Idaho is the Least Regulated State and a Model for the Rest of the Country
Idaho finds a way to cut regulations without controversy
Last month, Idaho Governor Brad Little announced that the state cut more than 1,800 pages of regulations in 2019, bringing its total regulatory count down to just 41,000 restrictions. If this new count is accurate, it would make Idaho the least regulated state in the nation, according to recent research from the Mercatus Center.
That’s great news for Idaho. But what does this development mean for the future of regulatory policy more generally?
First, the Idaho experience demonstrates that state governments can significantly reduce regulations without much fanfare or controversy. Idaho claims to have cut or simplified an astounding 75 percent of its rules. This regulatory reform is being done transparently with input from the public in the form of written comments and public meetings. Early next year, state legislators will also have a say when they decide whether or not to give final approval to Governor Little’s new streamlined administrative code.
Some of the cuts may have been uncontroversial because they were considered low-hanging fruit. For example, Idaho had rules on the books related to a TV game show that was never produced. These types of rules probably aren’t burdening the public, but they do unnecessarily clutter the code, which over time adds complexity that ultimately can dissuade would-be entrepreneurs from starting businesses or expanding them.
Cutting low-hanging fruit makes sense, but future reformers in Idaho and elsewhere should prioritize extending such reviews beyond merely eliminating obviously outdated and unnecessary regulations. Reforms should also include reviewing rules that may sound good in theory but may not achieve their objectives in practice.
Lawmakers can better distinguish beneficial regulations from ineffective and harmful ones by relying more on economic analysis in the review process. This is not a new idea: the federal government has applied a form of cost-benefit analysis to new regulations for decades. And while that process is far from perfect, it enjoys bipartisan support and is better than conducting no analysis.
In general, the states lag far behind the federal government in using economic analysis to evaluate their regulations. This is a drawback because it means regulations are unlikely to be evidence-based. But it also presents an opportunity because states can experiment in areas where the federal government has come up short. For instance, the federal government rarely bothers to analyze the stock of existing regulations, focusing instead on new rules. This is a major problem, but it’s one area where the states can lead the way.

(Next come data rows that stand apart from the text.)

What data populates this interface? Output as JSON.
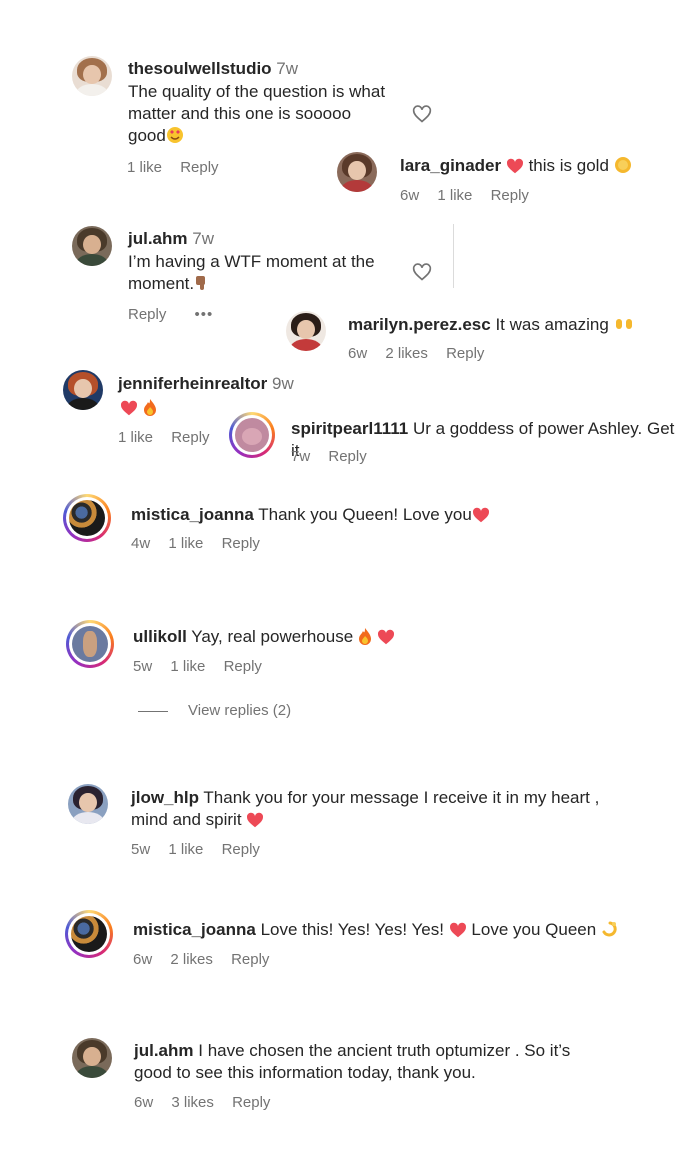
{
  "comments": [
    {
      "username": "thesoulwellstudio",
      "time": "7w",
      "text_line1": "The quality of the question is what",
      "text_line2": "matter and this one is sooooo",
      "text_line3": "good",
      "likes": "1 like",
      "reply": "Reply"
    },
    {
      "username": "lara_ginader",
      "text": "this is gold",
      "time": "6w",
      "likes": "1 like",
      "reply": "Reply"
    },
    {
      "username": "jul.ahm",
      "time": "7w",
      "text_line1": "I’m having a WTF moment at the",
      "text_line2": "moment.",
      "reply": "Reply",
      "more": "•••"
    },
    {
      "username": "marilyn.perez.esc",
      "text": "It was amazing",
      "time": "6w",
      "likes": "2 likes",
      "reply": "Reply"
    },
    {
      "username": "jenniferheinrealtor",
      "time": "9w",
      "likes": "1 like",
      "reply": "Reply"
    },
    {
      "username": "spiritpearl1111",
      "text": "Ur a goddess of power Ashley. Get it",
      "time": "7w",
      "reply": "Reply"
    },
    {
      "username": "mistica_joanna",
      "text": "Thank you Queen! Love you",
      "time": "4w",
      "likes": "1 like",
      "reply": "Reply"
    },
    {
      "username": "ullikoll",
      "text": "Yay, real powerhouse",
      "time": "5w",
      "likes": "1 like",
      "reply": "Reply",
      "view_replies": "View replies (2)"
    },
    {
      "username": "jlow_hlp",
      "text_line1": "Thank you for your message I receive it in my heart ,",
      "text_line2": "mind and spirit",
      "time": "5w",
      "likes": "1 like",
      "reply": "Reply"
    },
    {
      "username": "mistica_joanna",
      "text_part1": "Love this! Yes! Yes! Yes!",
      "text_part2": "Love you Queen",
      "time": "6w",
      "likes": "2 likes",
      "reply": "Reply"
    },
    {
      "username": "jul.ahm",
      "text_line1": "I have chosen the ancient truth optumizer . So it’s",
      "text_line2": "good to see this information today, thank you.",
      "time": "6w",
      "likes": "3 likes",
      "reply": "Reply"
    }
  ],
  "icons": {
    "heart_red": "red-heart-icon",
    "heart_outline": "heart-outline-icon",
    "fire": "fire-icon",
    "smile_hearts": "smiling-face-with-heart-eyes-icon",
    "gold_coin": "gold-coin-icon",
    "thumbs_down": "thumbs-down-icon",
    "raised_hands": "raised-hands-icon",
    "dizzy": "dizzy-icon"
  },
  "colors": {
    "text": "#262626",
    "meta": "#737373",
    "heart": "#ed4956"
  }
}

Furthermore, regulatory analyses produced by federal agencies tend to be highly political, often wielded to promote rules rather than to assess them. But this need not be the case, as more objective analytical institutions exist—even within the federal government—whose experience can be instructive. For instance, the legislative branch has a number of research arms, such as the Congressional Research Service (CRS) or the Government Accountability Office (GAO), that produce high-quality, informed research, mostly free of politics. These entities tend to be more objective than executive branch regulatory agencies, perhaps because congressional analytical offices have to serve both major political parties, whereas regulatory agencies serve the party of whatever president is in power.
As legislators around the country consider creating their own institutions to analyze regulations, they should house these responsibilities in existing trusted bodies within the state legislature (similar to CRS and GAO), such as an audit office or a budget scoring authority. In cases where this is impractical or where executive branch regulatory agencies are already doing the work, it makes sense to create an oversight role for the courts and to give judges the power to vacate rules not backed by rigorous economic analysis. Just the threat of judicial review can be an incentive to rigorously review regulations because regulators are highly sensitive to legal challenges.
Idaho’s path toward becoming the least regulated state offers a road map for other states. The state’s recent experience shows that it’s not inevitable that a state’s regulatory code grows ever larger and more complicated year after year. Indeed, major cuts in regulations are possible and need not be controversial. The question is whether states and the federal government will go beyond cutting superficial regulations to systematically and analytically review their entire regulatory infrastructure. The Idaho experience demonstrates the first steps in this process. Now it’s time for the states and federal government to take reforms to the next level.